Young people who once escaped from Iraq’s tragedies by working out at Falluja’s Golan Sports Hall have watched Islamic State turn it into an auction house which offers furniture, refrigerators and carpets taken from government employees.
But while Islamic State has alienated some people with its methods, the group has also tried to win others over by providing basic services.
Militants driving trucks with Islamic State banners water trees by the roadside. The group employs cleaners to remove garbage from streets with pavements painted to match Islamic State’s black and white flags.
In Fallujah, even the subsidised flour at state shops comes in sacks bearing Islamic State’s logo.
Aside from their efforts to run Falluja like a state, Islamic State militants see it as a strategic asset in their drive to redraw the map of the Middle East.
U.S. airstrikes, which have failed to slow Islamic State’s advance in Anbar, have targeted the area around Falluja.
Islamic State militants have changed their movements to avoid detection, as special security teams in black ski masks search for infiltrators.
One witness said anyone caught filming is immediately surrounded, arrested and interrogated by Islamic State militants, mostly long-haired men who wear grey Taliban-style outfits, who are senior to men in beige.

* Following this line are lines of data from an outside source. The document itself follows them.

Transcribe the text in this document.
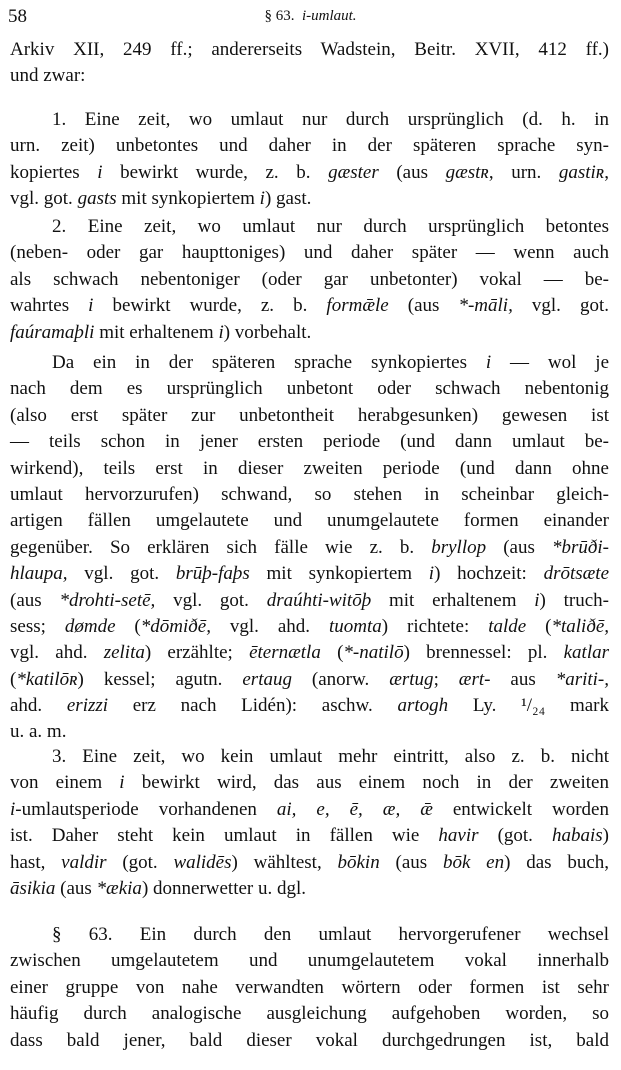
58	§ 63. i-umlaut.
Arkiv XII, 249 ff.; andererseits Wadstein, Beitr. XVII, 412 ff.)
und zwar:
1. Eine zeit, wo umlaut nur durch ursprünglich (d. h. in
urn. zeit) unbetontes und daher in der späteren sprache syn-
kopiertes i bewirkt wurde, z. b. gæster (aus gæstʀ, urn. gastiʀ,
vgl. got. gasts mit synkopiertem i) gast.
2. Eine zeit, wo umlaut nur durch ursprünglich betontes
(neben- oder gar haupttoniges) und daher später — wenn auch
als schwach nebentoniger (oder gar unbetonter) vokal — be-
wahrtes i bewirkt wurde, z. b. formǣle (aus *-māli, vgl. got.
faúramaþli mit erhaltenem i) vorbehalt.
Da ein in der späteren sprache synkopiertes i — wol je
nach dem es ursprünglich unbetont oder schwach nebentonig
(also erst später zur unbetontheit herabgesunken) gewesen ist
— teils schon in jener ersten periode (und dann umlaut be-
wirkend), teils erst in dieser zweiten periode (und dann ohne
umlaut hervorzurufen) schwand, so stehen in scheinbar gleich-
artigen fällen umgelautete und unumgelautete formen einander
gegenüber. So erklären sich fälle wie z. b. bryllop (aus *brūði-
hlaupa, vgl. got. brūþ-faþs mit synkopiertem i) hochzeit: drōtsæte
(aus *drohti-setē, vgl. got. draúhti-witōþ mit erhaltenem i) truch-
sess; dømde (*dōmiðē, vgl. ahd. tuomta) richtete: talde (*taliðē,
vgl. ahd. zelita) erzählte; ēternætla (*-natilō) brennessel: pl. katlar
(*katilōʀ) kessel; agutn. ertaug (anorw. ærtug; ært- aus *ariti-,
ahd. erizzi erz nach Lidén): aschw. artogh Ly. ¹/₂₄ mark
u. a. m.
3. Eine zeit, wo kein umlaut mehr eintritt, also z. b. nicht
von einem i bewirkt wird, das aus einem noch in der zweiten
i-umlautsperiode vorhandenen ai, e, ē, æ, ǣ entwickelt worden
ist. Daher steht kein umlaut in fällen wie havir (got. habais)
hast, valdir (got. walidēs) wähltest, bōkin (aus bōk en) das buch,
āsikia (aus *ækia) donnerwetter u. dgl.
§ 63. Ein durch den umlaut hervorgerufener wechsel
zwischen umgelautetem und unumgelautetem vokal innerhalb
einer gruppe von nahe verwandten wörtern oder formen ist sehr
häufig durch analogische ausgleichung aufgehoben worden, so
dass bald jener, bald dieser vokal durchgedrungen ist, bald
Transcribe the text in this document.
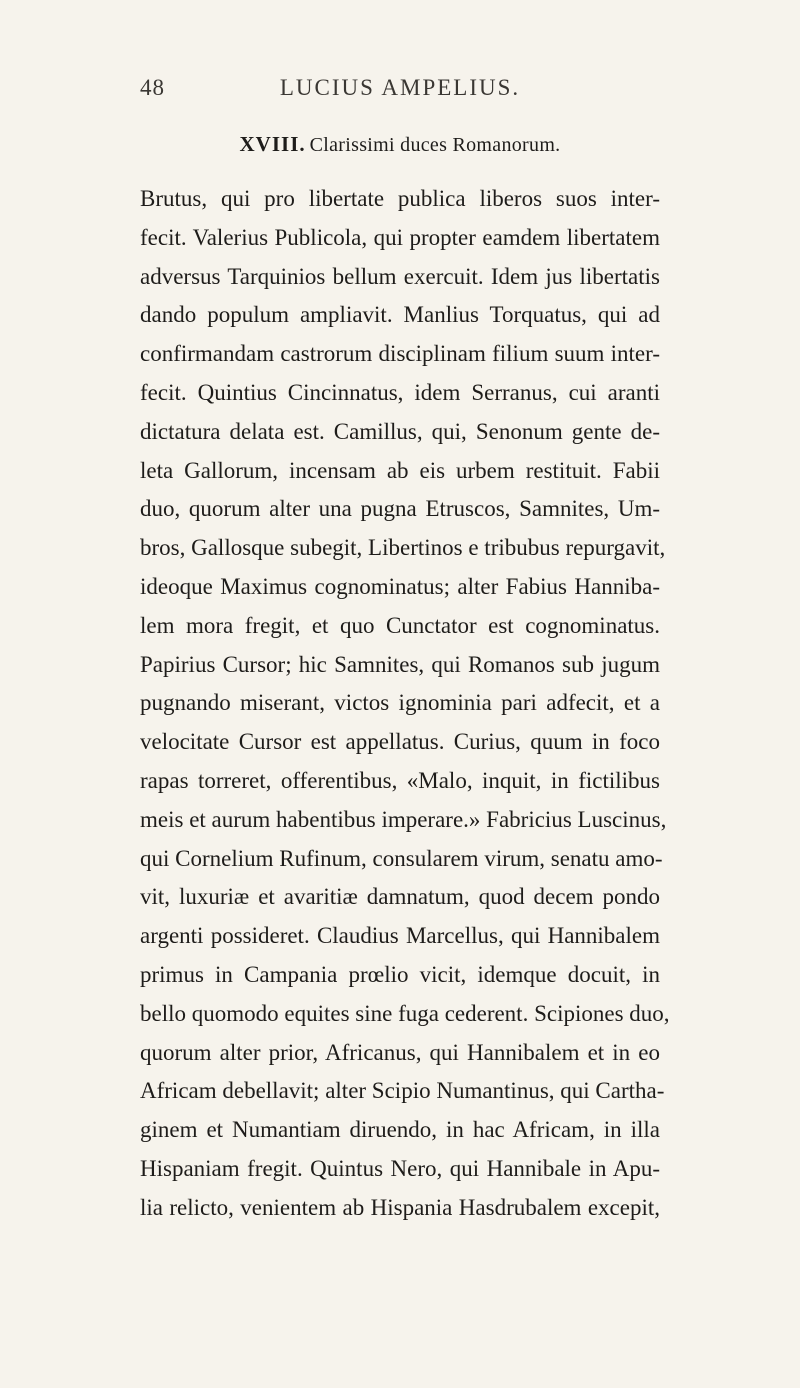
48	LUCIUS AMPELIUS.
XVIII. Clarissimi duces Romanorum.
Brutus, qui pro libertate publica liberos suos inter-
fecit. Valerius Publicola, qui propter eamdem libertatem
adversus Tarquinios bellum exercuit. Idem jus libertatis
dando populum ampliavit. Manlius Torquatus, qui ad
confirmandam castrorum disciplinam filium suum inter-
fecit. Quintius Cincinnatus, idem Serranus, cui aranti
dictatura delata est. Camillus, qui, Senonum gente de-
leta Gallorum, incensam ab eis urbem restituit. Fabii
duo, quorum alter una pugna Etruscos, Samnites, Um-
bros, Gallosque subegit, Libertinos e tribubus repurgavit,
ideoque Maximus cognominatus; alter Fabius Hanniba-
lem mora fregit, et quo Cunctator est cognominatus.
Papirius Cursor; hic Samnites, qui Romanos sub jugum
pugnando miserant, victos ignominia pari adfecit, et a
velocitate Cursor est appellatus. Curius, quum in foco
rapas torreret, offerentibus, «Malo, inquit, in fictilibus
meis et aurum habentibus imperare.» Fabricius Luscinus,
qui Cornelium Rufinum, consularem virum, senatu amo-
vit, luxuriæ et avaritiæ damnatum, quod decem pondo
argenti possideret. Claudius Marcellus, qui Hannibalem
primus in Campania prœlio vicit, idemque docuit, in
bello quomodo equites sine fuga cederent. Scipiones duo,
quorum alter prior, Africanus, qui Hannibalem et in eo
Africam debellavit; alter Scipio Numantinus, qui Cartha-
ginem et Numantiam diruendo, in hac Africam, in illa
Hispaniam fregit. Quintus Nero, qui Hannibale in Apu-
lia relicto, venientem ab Hispania Hasdrubalem excepit,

Fighters on the frontline wear black.
Witnesses said the militants now travel in ordinary vehicles and motorcycles instead of pickup trucks mounted with anti-aircraft guns.

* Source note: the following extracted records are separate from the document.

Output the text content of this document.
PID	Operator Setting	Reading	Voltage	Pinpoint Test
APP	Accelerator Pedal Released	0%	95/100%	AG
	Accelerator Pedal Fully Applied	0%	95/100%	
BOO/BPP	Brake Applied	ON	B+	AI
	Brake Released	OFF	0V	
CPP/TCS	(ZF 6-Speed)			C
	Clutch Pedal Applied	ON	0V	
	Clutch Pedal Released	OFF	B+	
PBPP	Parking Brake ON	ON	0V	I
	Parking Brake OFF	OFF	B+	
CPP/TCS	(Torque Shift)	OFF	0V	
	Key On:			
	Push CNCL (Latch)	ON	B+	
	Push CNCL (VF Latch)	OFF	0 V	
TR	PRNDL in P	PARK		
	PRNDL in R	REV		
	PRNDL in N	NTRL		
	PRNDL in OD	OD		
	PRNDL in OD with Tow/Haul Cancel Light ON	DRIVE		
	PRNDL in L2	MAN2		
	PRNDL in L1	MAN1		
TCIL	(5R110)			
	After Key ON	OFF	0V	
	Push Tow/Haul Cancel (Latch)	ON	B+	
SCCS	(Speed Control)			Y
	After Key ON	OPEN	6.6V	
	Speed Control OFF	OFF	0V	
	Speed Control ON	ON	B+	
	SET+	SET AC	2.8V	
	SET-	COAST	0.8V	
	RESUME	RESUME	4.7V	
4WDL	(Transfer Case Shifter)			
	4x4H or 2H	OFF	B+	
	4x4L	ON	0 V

Tanks and armoured vehicles seized from defeated Iraqi troops are covered by tree branches and hidden in strategic areas, the witnesses said.
Despite the pressure of U.S. airstrikes launched after Islamic State made fresh advances in recent months and began beheading Western hostages, the Sunni militants seem firmly in control of Falluja.
That means the tailor’s dwindling business should keep flourishing. He has bought a second sewing machine.
The suicide outfits are made of tough waterproof material and come in black and beige. There are several kinds: one has chest pockets for explosives while another has pockets along the chest and upper back. The third has pockets hidden in trousers.
All three are piled high on the pavement for lack of space. The militants load the material on to a truck and set off to prepare for the next mission.
“I know that one day I may get arrested by (Iraqi) security forces. But they should know that I am doing this for the sake of my family,” said the tailor.